Project Summary/Abstract The overarching goal of this proposal is to determine how mutations in Nucleophosmin 1 (NPM1) and DNA Methyltransferase 3A (DNMT3A) cooperatively regulate HOX gene expression in the development of acute myeloid leukemia (AML). AML is a hematological malignancy arising from somatic mutations in hematopoietic progenitor cells that lead to their expansion in the bone marrow niche. Approximately 20,000 cases of AML are diagnosed annually in the United States, with a 5-year survival of less than 30%. NPM1 and DNMT3A are the most frequently mutated genes in AML, occurring in 30% and 20% of all cases, respectively. These mutations frequently co-occur, with nearly 70% of NPM1-mutant AML harboring a concomitant DNMT3A mutation. Together, these mutations confer a worse overall prognosis. Despite their established association, the synergistic mechanisms that drive robust malignancy in the presence of both NPM1/DNMT3A mutations are poorly understood, thus preventing the development of effective targeted therapies. Our group and others have shown that these mutations converge on HOX regulation, where high HOX expression maintains leukemic cells in an undifferentiated state. Our group has shown that mutant NPM1 is required for HOX expression in AML. Moreover, DNMT3A mutations have been associated with global changes in methylation, particularly at HOX loci. To better define the mechanism of mutant NPM1, I performed a protein interaction screen that revealed mutant NPM1 interacts with the rixosome, a conserved ribosomal biogenesis complex with additional roles in HOX gene silencing. We hypothesize that, during AML pathogenesis, DNMT3A mutations enhance chromatin accessibility at HOX gene loci, which robustly increases the ability of mutant NPM1 to interfere with rixosome-mediated HOX gene silencing. To test this hypothesis, we will first determine the mechanism of increased HOX expression by mutant NPM1, with specific focus on the rixosome’s role in HOX gene silencing. We will also characterize HOX chromatin organization in NPM1/DNMT3A mutant AML in vitro and in vivo. This proposed work will reveal key molecular mechanisms underlying the most common co-mutations found in AML. As a result, these studies will identify new therapeutic vulnerabilities in NPM1/DNMT3A mutant AML and clear a path for the development of targeted therapies to improve patient outcomes.
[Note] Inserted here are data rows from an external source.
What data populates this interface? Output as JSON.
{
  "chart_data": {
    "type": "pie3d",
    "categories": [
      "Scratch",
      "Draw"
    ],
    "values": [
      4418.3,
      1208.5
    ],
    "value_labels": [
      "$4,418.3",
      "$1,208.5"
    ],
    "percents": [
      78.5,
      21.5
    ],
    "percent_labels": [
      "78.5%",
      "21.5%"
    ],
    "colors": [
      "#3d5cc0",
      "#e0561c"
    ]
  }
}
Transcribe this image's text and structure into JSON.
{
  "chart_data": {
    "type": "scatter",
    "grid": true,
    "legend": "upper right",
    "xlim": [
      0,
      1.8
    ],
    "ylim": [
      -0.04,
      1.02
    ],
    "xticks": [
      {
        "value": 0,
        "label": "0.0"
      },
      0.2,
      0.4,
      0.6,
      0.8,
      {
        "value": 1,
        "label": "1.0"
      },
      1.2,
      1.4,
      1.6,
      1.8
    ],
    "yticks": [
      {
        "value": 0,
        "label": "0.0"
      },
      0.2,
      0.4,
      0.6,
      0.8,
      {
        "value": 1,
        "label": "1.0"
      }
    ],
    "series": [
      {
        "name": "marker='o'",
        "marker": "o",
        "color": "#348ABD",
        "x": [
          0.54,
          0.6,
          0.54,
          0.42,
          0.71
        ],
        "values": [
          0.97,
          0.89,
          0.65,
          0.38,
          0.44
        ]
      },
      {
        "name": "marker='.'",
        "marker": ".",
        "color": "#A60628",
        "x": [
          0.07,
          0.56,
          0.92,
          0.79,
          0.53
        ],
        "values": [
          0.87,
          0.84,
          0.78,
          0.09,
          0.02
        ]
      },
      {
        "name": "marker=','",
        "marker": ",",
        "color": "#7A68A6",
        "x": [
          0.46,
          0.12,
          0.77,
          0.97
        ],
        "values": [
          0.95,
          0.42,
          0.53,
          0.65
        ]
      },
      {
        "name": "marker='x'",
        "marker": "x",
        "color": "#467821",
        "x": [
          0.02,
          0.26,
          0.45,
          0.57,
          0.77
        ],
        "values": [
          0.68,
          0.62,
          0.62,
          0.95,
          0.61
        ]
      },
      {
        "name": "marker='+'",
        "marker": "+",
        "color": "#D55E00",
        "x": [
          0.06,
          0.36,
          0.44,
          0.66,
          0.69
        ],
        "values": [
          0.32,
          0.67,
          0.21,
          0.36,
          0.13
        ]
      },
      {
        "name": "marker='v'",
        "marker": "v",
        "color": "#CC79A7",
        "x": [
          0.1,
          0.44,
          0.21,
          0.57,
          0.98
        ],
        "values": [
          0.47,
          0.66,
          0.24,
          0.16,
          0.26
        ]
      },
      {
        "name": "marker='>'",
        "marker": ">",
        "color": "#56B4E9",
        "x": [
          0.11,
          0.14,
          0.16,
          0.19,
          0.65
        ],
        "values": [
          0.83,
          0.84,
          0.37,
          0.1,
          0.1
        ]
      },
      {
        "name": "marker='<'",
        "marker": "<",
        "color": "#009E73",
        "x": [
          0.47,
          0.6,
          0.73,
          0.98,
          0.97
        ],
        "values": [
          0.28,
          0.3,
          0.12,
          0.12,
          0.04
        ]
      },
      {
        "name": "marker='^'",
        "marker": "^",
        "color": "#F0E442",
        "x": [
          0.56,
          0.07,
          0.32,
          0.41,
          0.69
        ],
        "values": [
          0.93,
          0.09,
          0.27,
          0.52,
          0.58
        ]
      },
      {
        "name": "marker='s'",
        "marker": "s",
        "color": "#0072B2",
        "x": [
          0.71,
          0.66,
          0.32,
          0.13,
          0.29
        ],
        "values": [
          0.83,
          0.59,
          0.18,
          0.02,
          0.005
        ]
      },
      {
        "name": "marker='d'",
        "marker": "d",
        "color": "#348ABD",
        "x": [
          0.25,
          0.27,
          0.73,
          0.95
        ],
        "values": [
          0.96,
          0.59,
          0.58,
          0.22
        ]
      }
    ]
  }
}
项目摘要/摘要 该提案的总体目标是确定核素1（NPM1）和DNA中的突变如何 甲基转移酶3A（DNMT3A）在急性发展中调节HOX基因表达 髓样白血病（AML）。 AML是由造血性突变引起的血液学恶性肿瘤 祖细胞导致它们在骨髓小裂中的扩张。大约有20,000例AML是 每年在美国诊断，其5年生存率少于30％。 NPM1和DNMT3A是 AML中最常见的突变基因，分别发生在所有情况的30％和20％中。这些突变 经常同时发生，几乎有70％的NPM1突变剂AML带有伴随的DNMT3A突变。 这些突变共同表明了整体预后更糟糕。尽管他们建立了联系，但 在两个NPM1/DNMT3A突变存在下驱动强大恶性肿瘤的协同机制是 了解不足，从而阻止了有效的靶向疗法的发展。 我们的小组和其他人表明，这些突变在HOX调节上汇合，其中高HOX 表达在未分化状态下保持白血病细胞。我们的小组表明突变的NPM1是 required for HOX expression in AML.此外，DNMT3A突变与全球变化有关 在甲基化中，特别是在Hox基因座。为了更好地定义突变NPM1的机制，我进行了蛋白质 揭示突变NPM1的相互作用屏幕与rixosom相互作用，rixosom是一种保守的核糖体生物发生 复合物在HOX基因沉默中具有其他作用。我们假设在AML发病机理期间， DNMT3A突变增强了HOX基因基因座的染色质可及性，该基因座强劲地增加了 突变体NPM1干扰Rixosom介导的HOX基因沉默的能力。为了检验这一假设， 我们将首先确定突变NPM1增加HOX表达的机制，具体的重点是 Rixosom在HOX基因沉默中的作用。我们还将在NPM1/DNMT3A中表征HOX染色质组织 体外和体内突变AML。这项提出的工作将揭示最大的关键分子机制 在AML中发现的常见共突变。结果，这些研究将确定新的治疗脆弱性 NPM1/DNMT3A突变体AML，并清除开发靶向疗法以改善患者的路径 结果。